If you aren’t already placing a big emphasis on hiring for cultural fit, here are a few things to think about:

Is your company culture clearly defined? This doesn’t have to mean it’s written on a plaque somewhere or even documented. Rather, if you asked 10 people in the company to describe it, would you get 10 different answers? If not, you need to start by defining what your company aspires to be and what values are necessary to achieve that vision. Those values lead to actions you can take to establish a company culture that is in alignment.
Are you hiring for company culture? Consider what processes and tools are being used to recruit talent, and what level of weight is placed on cultural fit compared with technical competency. Also, recruiting through job boards tends to produce.

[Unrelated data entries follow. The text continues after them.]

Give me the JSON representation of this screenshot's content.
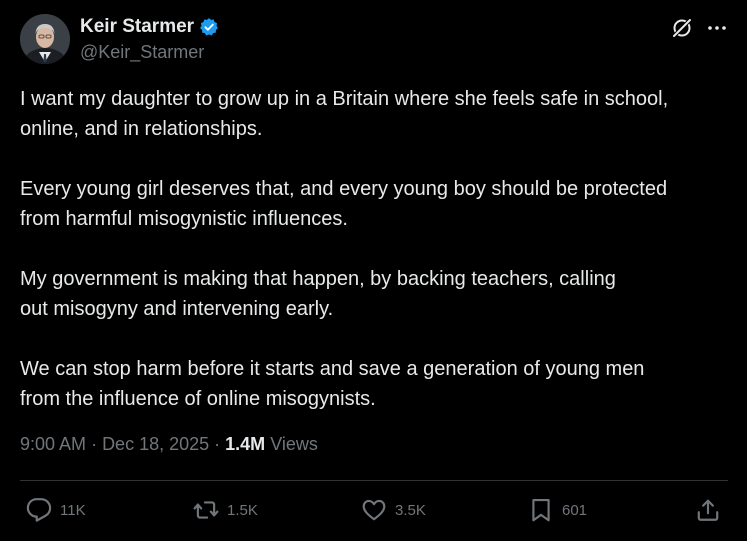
{
  "author": {
    "display_name": "Keir Starmer",
    "handle": "@Keir_Starmer",
    "verified": true,
    "verified_color": "#1d9bf0"
  },
  "header_icons": {
    "grok": "grok-icon",
    "more": "more-icon"
  },
  "tweet": {
    "paragraphs": [
      "I want my daughter to grow up in a Britain where she feels safe in school,\nonline, and in relationships.",
      "Every young girl deserves that, and every young boy should be protected\nfrom harmful misogynistic influences.",
      "My government is making that happen, by backing teachers, calling\nout misogyny and intervening early.",
      "We can stop harm before it starts and save a generation of young men\nfrom the influence of online misogynists."
    ]
  },
  "meta": {
    "time": "9:00 AM",
    "date": "Dec 18, 2025",
    "views_count": "1.4M",
    "views_label": "Views"
  },
  "actions": {
    "replies": "11K",
    "reposts": "1.5K",
    "likes": "3.5K",
    "bookmarks": "601"
  },
  "colors": {
    "background": "#000000",
    "text_primary": "#e7e9ea",
    "text_secondary": "#71767b",
    "divider": "#2f3336"
  }
}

What is your value proposition to the best talent? If you are hiring engineers or other high-demand job functions, you may need to think differently about how you recruit. Unless you want to simply buy top talent by paying more than your competitors, its in your best interest to sell the soft benefits of company culture. If you’ve done it right, the most attractive candidates will be the ones most attracted to your company culture.
Ask the right questions. Come up with some juicy interview questions that force candidates to describe what makes them tick. Avoid polarizing questions with an obvious “right answer”. For example, you might ask, “Please describe the ideal team work style for you”, or “What type of manager helps you be the most productive?”